Except for a Disk Space overhead, why is your DBA so worried? How will she
know which ones are never used?
F0911 is a massive and very important table in JDE, after the Address Book
it is the most central part of OneWorld, break that and you break the Whole
System.
Indexes are called directly by JDE ERs and so need to be kept intact. Most
other people ask if they can add indexes to improve UBE performance or
QBEs!!
As far as I understand Oracle, as long as you run regular Optimisation
scripts, these indexes should not pose a performance problem, so is saving
the disk space so important?
You bought OneWorld as a package, if the indexes are a problem get JDE to
change them in a future rewrite. If you wanted to write and tune databases
you would have written your own application.
Yes OneWorld is a compromise, one size fits all solution, but it works
moderately well on all platforms from AS400 DB2 to Sun Unix Oracle via NT4
SQLServer, better that than works well on One Platform only, no choice (if
you want that buy World, tuned for AS400 only).
Oracle has lots of nice tools for tuning databases, but OneWorld will
continue to ignore them, to remain Platform Independent!

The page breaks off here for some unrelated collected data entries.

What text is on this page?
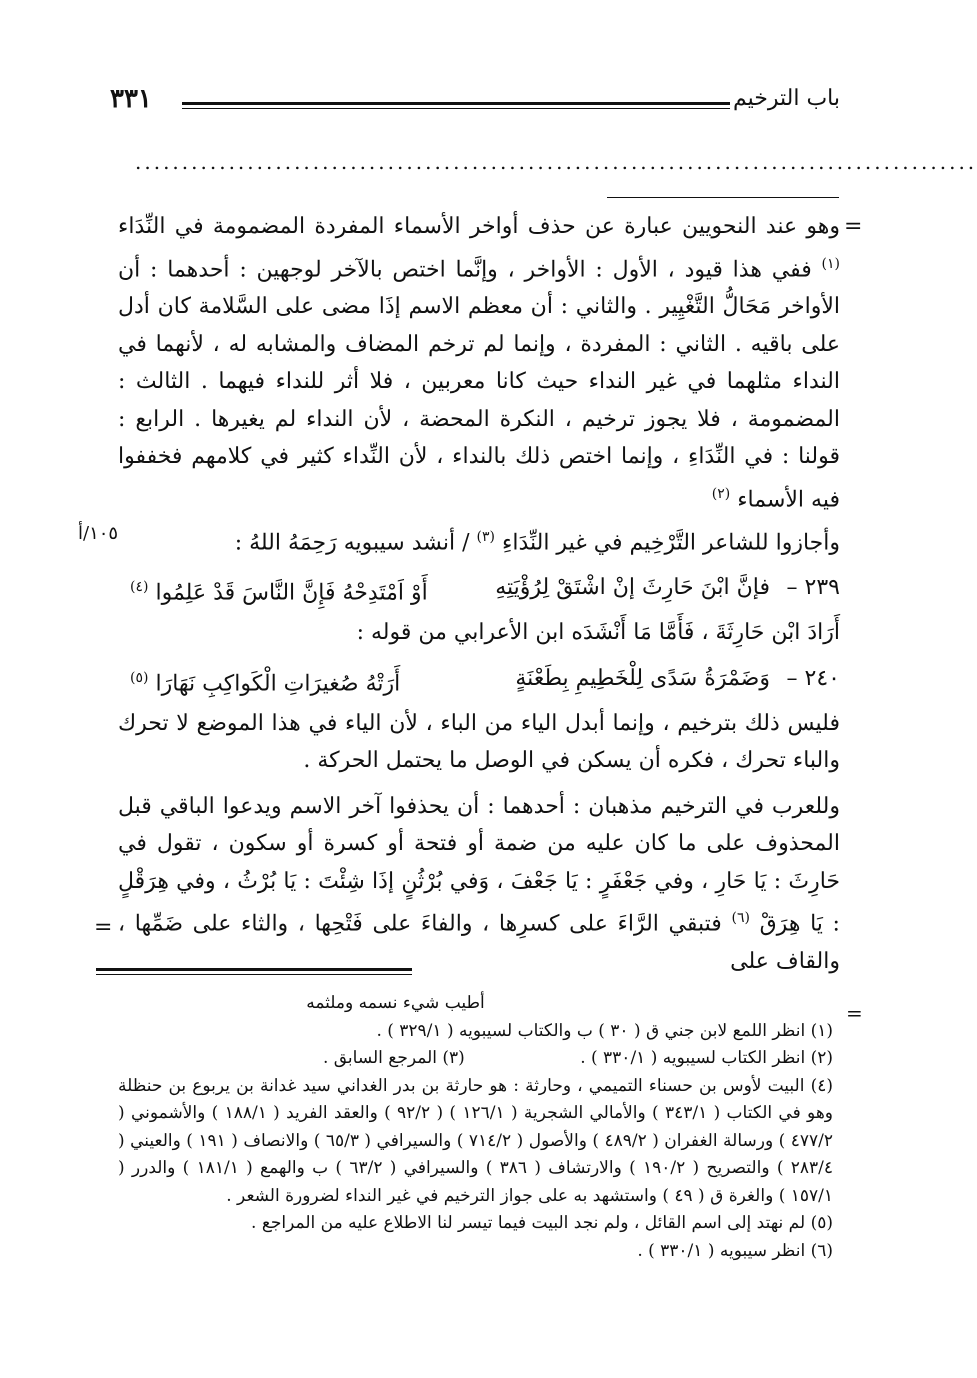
٣٣١	باب الترخيم
..........................................................................................
=
١٠٥/أ

وهو عند النحويين عبارة عن حذف أواخر الأسماء المفردة المضمومة في النِّدَاء $^{(١)}$ ففي هذا قيود ، الأول : الأواخر ، وإنَّما اختص بالآخر لوجهين : أحدهما : أن الأواخر مَحَالُّ التَّغْيِير . والثاني : أن معظم الاسم إذَا مضى على السَّلامة كان أدل على باقيه . الثاني : المفردة ، وإنما لم ترخم المضاف والمشابه له ، لأنهما في النداء مثلهما في غير النداء حيث كانا معربين ، فلا أثر للنداء فيهما . الثالث : المضمومة ، فلا يجوز ترخيم ، النكرة المحضة ، لأن النداء لم يغيرها . الرابع : قولنا : في النِّدَاءِ ، وإنما اختص ذلك بالنداء ، لأن النِّداء كثير في كلامهم فخففوا فيه الأسماء $^{(٢)}$

وأجازوا للشاعر التَّرْخِيم في غير النِّدَاءِ $^{(٣)}$ / أنشد سيبويه رَحِمَهُ اللهُ :

٢٣٩ –
فإنَّ ابْنَ حَارِثَ إنْ اشْتَقْ لِرُؤْيَتِهِ
أَوْ اَمْتَدِحْهُ فَإِنَّ النَّاسَ قَدْ عَلِمُوا $^{(٤)}$

أَرَادَ ابْن حَارِثَةَ ، فَأَمَّا مَا أَنْشَدَه ابن الأعرابي من قوله :

٢٤٠ –
وَضَمْرَةُ سَدًى لِلْخَطِيمِ بِطَعْنَةٍ
أَرَتْهُ صُغيرَاتِ الْكَواكِبِ نَهَارَا $^{(٥)}$

فليس ذلك بترخيم ، وإنما أبدل الياء من الباء ، لأن الياء في هذا الموضع لا تحرك والباء تحرك ، فكره أن يسكن في الوصل ما يحتمل الحركة .

وللعرب في الترخيم مذهبان : أحدهما : أن يحذفوا آخر الاسم ويدعوا الباقي قبل المحذوف على ما كان عليه من ضمة أو فتحة أو كسرة أو سكون ، تقول في حَارِثَ : يَا حَارِ ، وفي جَعْفَرٍ : يَا جَعْفَ ، وَفي بُرْثُنٍ إذَا شِئْتَ : يَا بُرْثُ ، وفي هِرَقْلٍ : يَا هِرَقْ $^{(٦)}$ فتبقي الرَّاءَ على كسرِها ، والفاءَ على فَتْحِها ، والثاء على ضَمِّها ، والقاف على

=
=

أطيب شيء نسمه وملثمه

(١) انظر اللمع لابن جني ق ( ٣٠ ) ب والكتاب لسيبويه ( ٣٢٩/١ ) .

(٢) انظر الكتاب لسيبويه ( ٣٣٠/١ ) . (٣) المرجع السابق .

(٤) البيت لأوس بن حسناء التميمي ، وحارثة : هو حارثة بن بدر الغداني سيد غدانة بن يربوع بن حنظلة وهو في الكتاب ( ٣٤٣/١ ) والأمالي الشجرية ( ١٢٦/١ ) ( ٩٢/٢ ) والعقد الفريد ( ١٨٨/١ ) والأشموني ( ٤٧٧/٢ ) ورسالة الغفران ( ٤٨٩/٢ ) والأصول ( ٧١٤/٢ ) والسيرافي ( ٦٥/٣ ) والانصاف ( ١٩١ ) والعيني ( ٢٨٣/٤ ) والتصريح ( ١٩٠/٢ ) والارتشاف ( ٣٨٦ ) والسيرافي ( ٦٣/٢ ) ب والهمع ( ١٨١/١ ) والدرر ( ١٥٧/١ ) والغرة ق ( ٤٩ ) واستشهد به على جواز الترخيم في غير النداء لضرورة الشعر .

(٥) لم نهتد إلى اسم القائل ، ولم نجد البيت فيما تيسر لنا الاطلاع عليه من المراجع .

(٦) انظر سيبويه ( ٣٣٠/١ ) .
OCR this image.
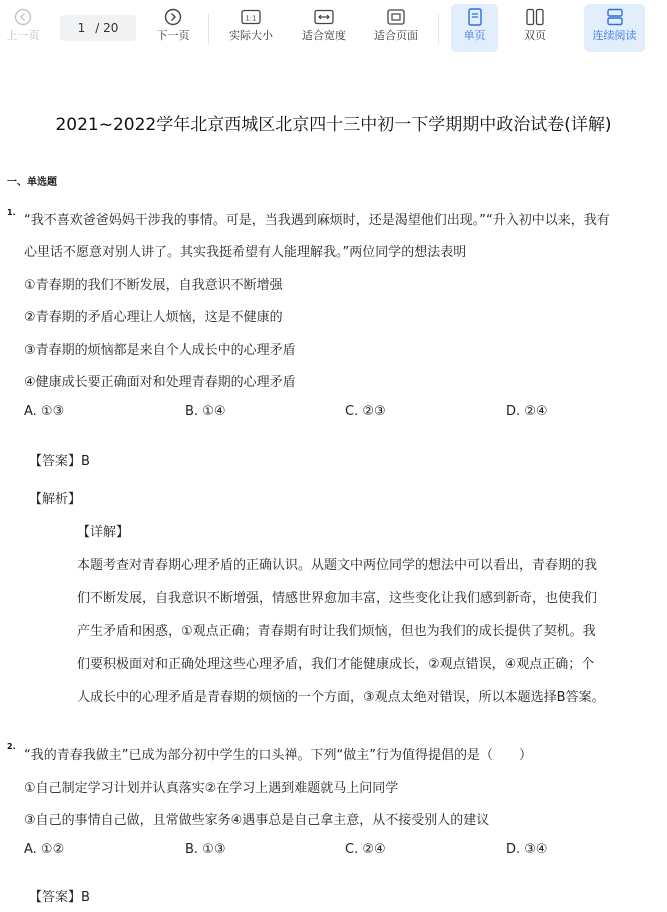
上一页
1 / 20
下一页
1:1
实际大小	适合宽度	适合页面	单页	双页	连续阅读
2021~2022学年北京西城区北京四十三中初一下学期期中政治试卷(详解)
一、单选题
1.
“我不喜欢爸爸妈妈干涉我的事情。可是，当我遇到麻烦时，还是渴望他们出现。”“升入初中以来，我有
心里话不愿意对别人讲了。其实我挺希望有人能理解我。”两位同学的想法表明
①青春期的我们不断发展，自我意识不断增强
②青春期的矛盾心理让人烦恼，这是不健康的
③青春期的烦恼都是来自个人成长中的心理矛盾
④健康成长要正确面对和处理青春期的心理矛盾
A. ①③	B. ①④	C. ②③	D. ②④
【答案】B
【解析】
【详解】
本题考查对青春期心理矛盾的正确认识。从题文中两位同学的想法中可以看出，青春期的我
们不断发展，自我意识不断增强，情感世界愈加丰富，这些变化让我们感到新奇，也使我们
产生矛盾和困惑，①观点正确；青春期有时让我们烦恼，但也为我们的成长提供了契机。我
们要积极面对和正确处理这些心理矛盾，我们才能健康成长，②观点错误，④观点正确；个
人成长中的心理矛盾是青春期的烦恼的一个方面，③观点太绝对错误，所以本题选择B答案。
2.
“我的青春我做主”已成为部分初中学生的口头禅。下列“做主”行为值得提倡的是（　　）
①自己制定学习计划并认真落实②在学习上遇到难题就马上问同学
③自己的事情自己做，且常做些家务④遇事总是自己拿主意，从不接受别人的建议
A. ①②	B. ①③	C. ②④	D. ③④
【答案】B
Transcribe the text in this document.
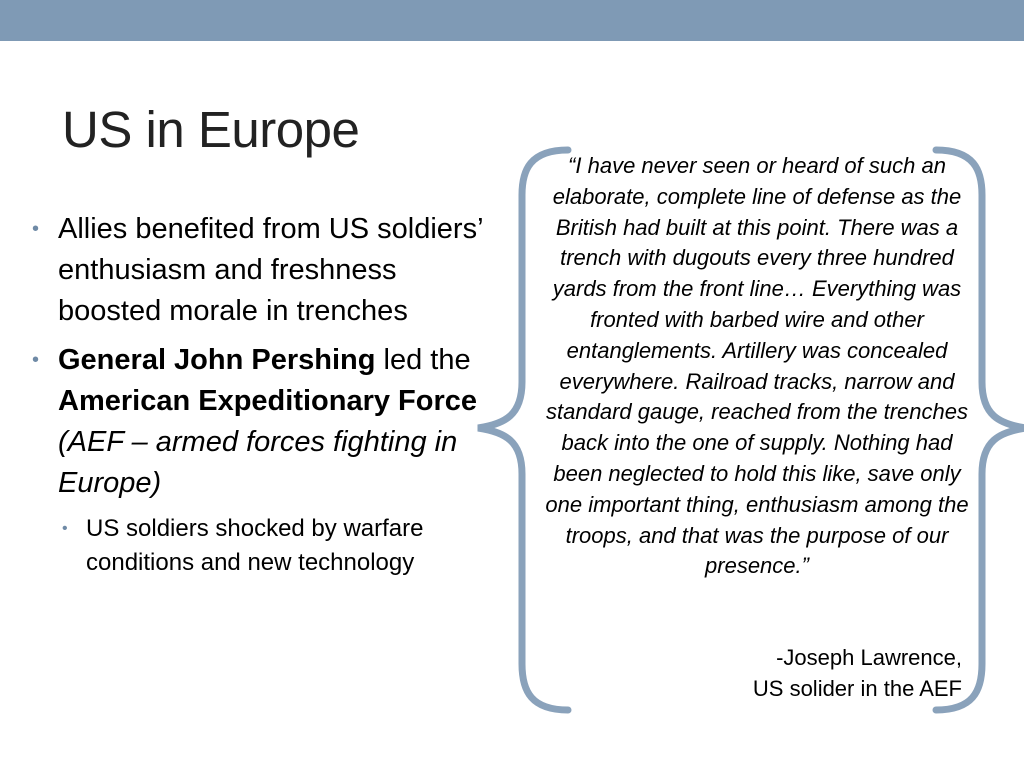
US in Europe
• Allies benefited from US soldiers’ enthusiasm and freshness boosted morale in trenches
• General John Pershing led the American Expeditionary Force (AEF – armed forces fighting in Europe)
• US soldiers shocked by warfare conditions and new technology
“I have never seen or heard of such an elaborate, complete line of defense as the British had built at this point. There was a trench with dugouts every three hundred yards from the front line… Everything was fronted with barbed wire and other entanglements. Artillery was concealed everywhere. Railroad tracks, narrow and standard gauge, reached from the trenches back into the one of supply. Nothing had been neglected to hold this like, save only one important thing, enthusiasm among the troops, and that was the purpose of our presence.”
-Joseph Lawrence,
US solider in the AEF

You will see from the indexes that some are of the form key A,B,C then a
second index key A,B, C, D, E, your DBA will know that the second index
makes the first redundant in Oracle terms, but not in other Database
systems, and both indexes are coded into OneWorld, the table definitions are
used by business functions and ER, a query is formatted in JDE then sent out
via the middleware, this ensures the same result on any platform.
I would suggest changing Indexes is a place you do not want to go. If you do
go there you must do it from within JDE, otherwise the Database will not
look like the model held in OneWorld, and chaos will ensue.